Libraries have long been comfortable with volunteerism but we are accustomed to working with volunteers under the direction and within the framework of formal and well-understood library procedures. If we seek to build out the library organization into a coherent framework within which to preserve digital collections within a broad collaboration of many groups, the profession of librarianship may have to change. As an example of one type of change, a friend of mine, a professional writer who is physicist with a background in the history of science, tried to use some of the WPA collections that were posted to an early version of the Library of Congress's Web site. He abandoned this after a few tries because he found the extensive markup—the rendering in text and symbols of all of the characteristics of the document—irritating; they got in his way in a way that the original, tattered typescript might not.

So here we have an interesting clash in values: the literary values of the documentary editors who are facile in the subtleties of document mark-up and the meaning that this mark-up conveys to other scholars versus the desire for usability by a well-educated user. Imagine the response the mark-up might have garnered from a tired student who just wanted to finish a term paper. My point is not that mark-up is unnecessarily detailed, but rather that different audiences will have different needs, and the labor intensive treatment we have meted out to historical materials may be, in some cases, unnecessary and impossible to scale to the millions of millions of digital resources we have yet to encounter.

This is not unlike tensions in cataloging. Recall that I began my discussion with a passing reference to the Anglo-American Cataloging Rules. Powerful as these rules and procedures may be and useful as they have been for bringing coherence to resources in many venues, they can be baroque in detail and in some cases inhibit change. My goal tonight is not to discuss tensions in the cataloging community. It is, however, to point out that our technologies in the analog world are already stretched to the breaking point. Quite apart from the peculiar challenges of digital, we are faced with a need to think of new ways to cope with the onslaught of information and to think of these new tools in terms of broad participation in their use. This means that, as librarians, perhaps we should be thinking about making things as simple as possible, about capturing some notion of a reasonable first-pass, and of sharing the wealth. How easy can we make it and still put the resources away, so to speak, such that the grandchildren of our readers today can find them tomorrow?
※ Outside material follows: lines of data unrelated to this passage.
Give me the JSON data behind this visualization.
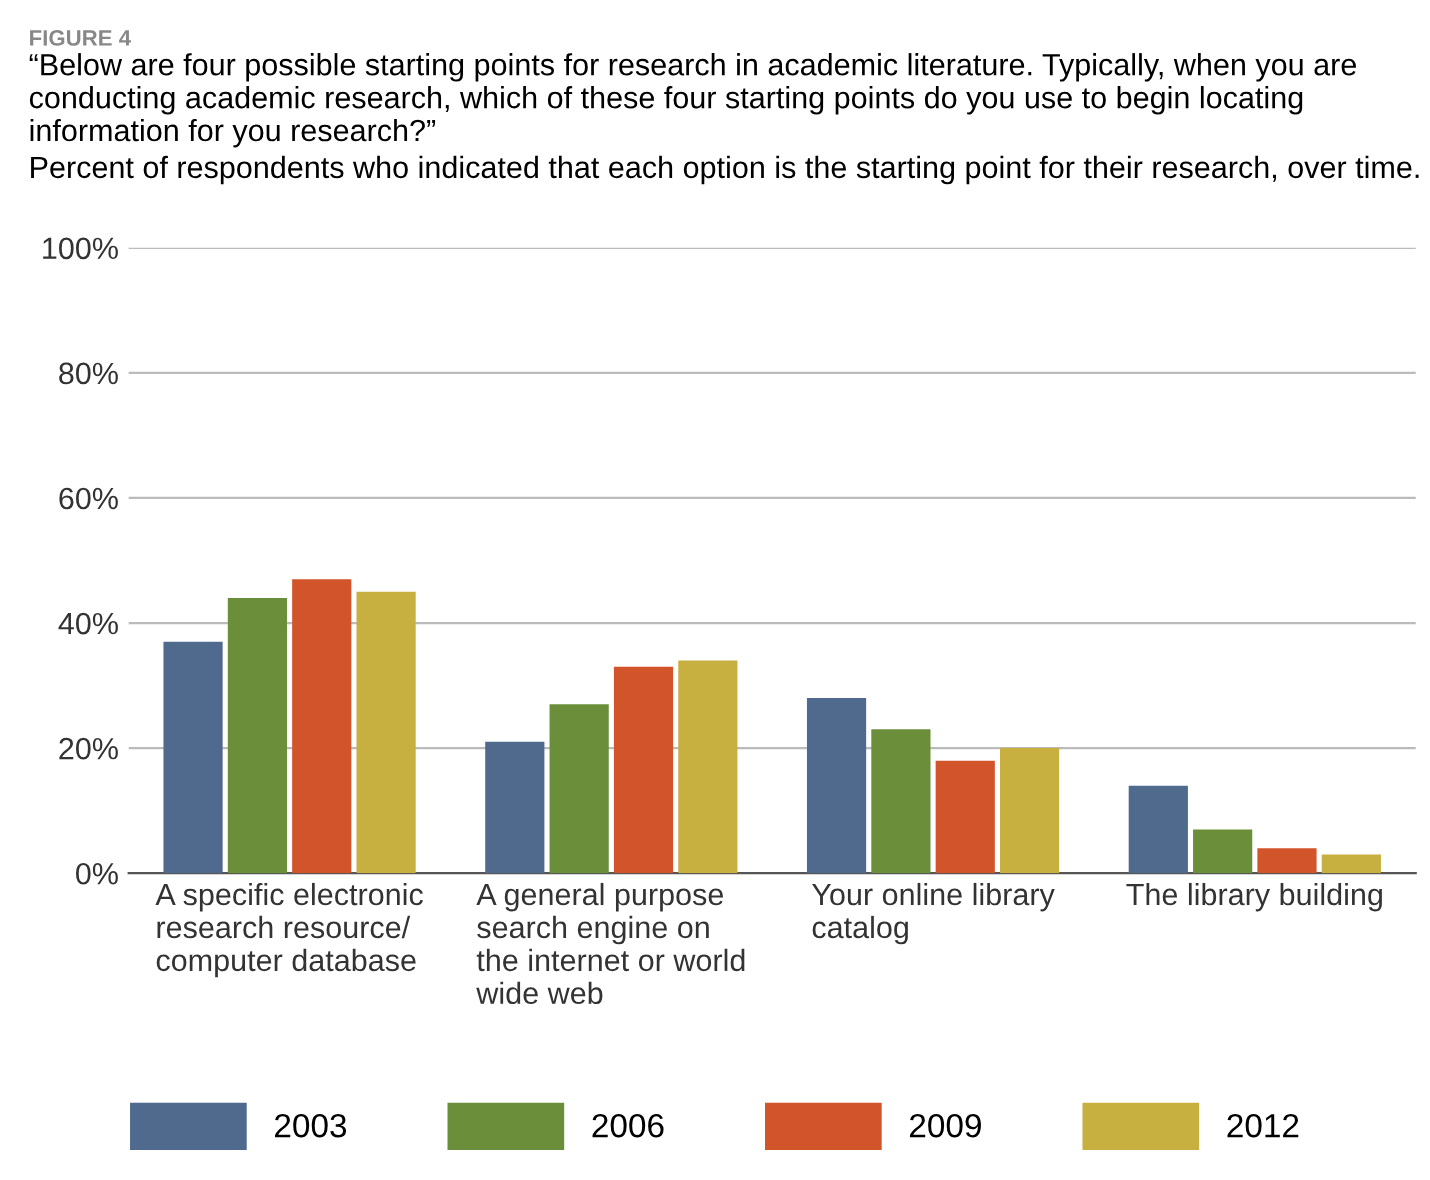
{
  "chart_data": {
    "type": "bar",
    "title": "“Below are four possible starting points for research in academic literature. Typically, when you are conducting academic research, which of these four starting points do you use to begin locating information for you research?”",
    "subtitle": "Percent of respondents who indicated that each option is the starting point for their research, over time.",
    "annotations": [
      "FIGURE 4"
    ],
    "categories": [
      "A specific electronic\nresearch resource/\ncomputer database",
      "A general purpose\nsearch engine on\nthe internet or world\nwide web",
      "Your online library\ncatalog",
      "The library building"
    ],
    "series": [
      {
        "name": "2003",
        "color": "#4f6a8c",
        "values": [
          37,
          21,
          28,
          14
        ]
      },
      {
        "name": "2006",
        "color": "#6b8e3a",
        "values": [
          44,
          27,
          23,
          7
        ]
      },
      {
        "name": "2009",
        "color": "#d2542a",
        "values": [
          47,
          33,
          18,
          4
        ]
      },
      {
        "name": "2012",
        "color": "#c8b040",
        "values": [
          45,
          34,
          20,
          3
        ]
      }
    ],
    "ylim": [
      0,
      100
    ],
    "yticks": [
      {
        "value": 0,
        "label": "0%"
      },
      {
        "value": 20,
        "label": "20%"
      },
      {
        "value": 40,
        "label": "40%"
      },
      {
        "value": 60,
        "label": "60%"
      },
      {
        "value": 80,
        "label": "80%"
      },
      {
        "value": 100,
        "label": "100%"
      }
    ],
    "grid": "y",
    "legend": "bottom"
  }
}
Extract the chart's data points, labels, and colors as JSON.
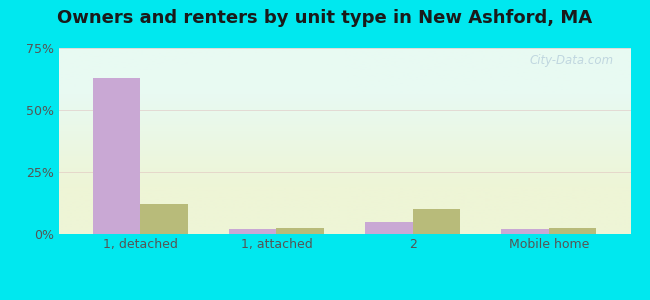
{
  "title": "Owners and renters by unit type in New Ashford, MA",
  "categories": [
    "1, detached",
    "1, attached",
    "2",
    "Mobile home"
  ],
  "owner_values": [
    63.0,
    2.0,
    5.0,
    2.0
  ],
  "renter_values": [
    12.0,
    2.5,
    10.0,
    2.5
  ],
  "owner_color": "#c9a8d4",
  "renter_color": "#b8bb7a",
  "ylim": [
    0,
    75
  ],
  "yticks": [
    0,
    25,
    50,
    75
  ],
  "ytick_labels": [
    "0%",
    "25%",
    "50%",
    "75%"
  ],
  "title_fontsize": 13,
  "tick_fontsize": 9,
  "legend_fontsize": 10,
  "bar_width": 0.35,
  "bg_top_color": "#e8faf2",
  "bg_bottom_color": "#eef5d6",
  "outer_bg": "#00e8ef",
  "grid_color": "#ddbbbb",
  "grid_alpha": 0.5,
  "watermark_text": "City-Data.com",
  "watermark_color": "#b0c8d8",
  "watermark_alpha": 0.7
}
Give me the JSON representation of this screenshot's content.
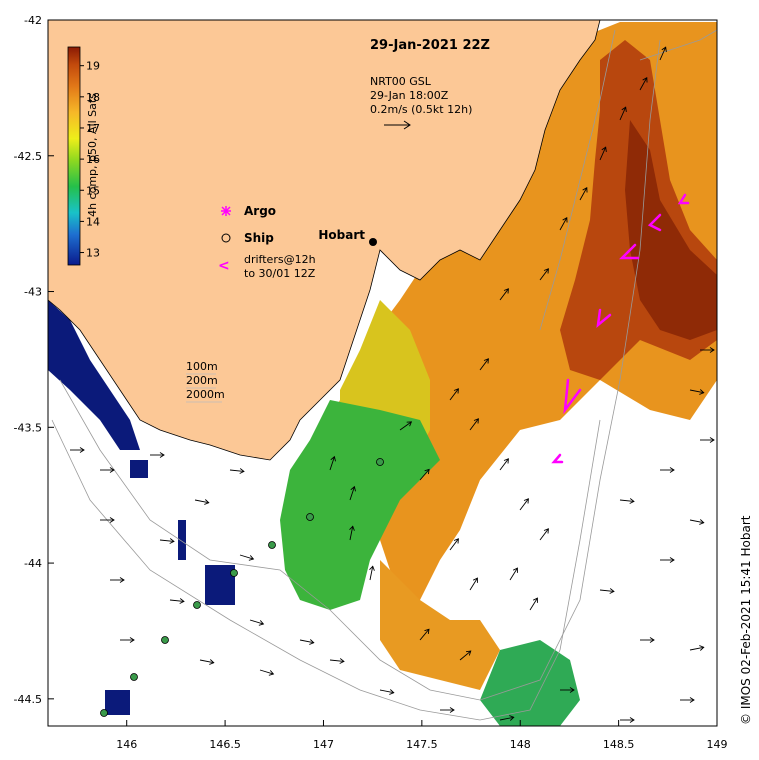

Mark-up and cataloging are just two examples. My larger point is that in the broad collaboration among technologists, scholars, enthusiasts, and librarians, libraries offer an infrastructure into which participation can be folded. We have a history of doing this. Not all libraries are alike; the local public library is quite different from the library at a major research institution, but they also share a lot. Any one of us can walk into the door of either and find our way around. Yes, some of the techniques and tools will have to change. But libraries offer an architecture on which a digital tomorrow can be built. The ramifications of what that means have yet to be explored, but unless we do so, and do so in a broad, collaborative way, future scholarship may be compromised. Our history suggests we're a can-do sort, and I welcome you all to the new world of librarianship and preservation.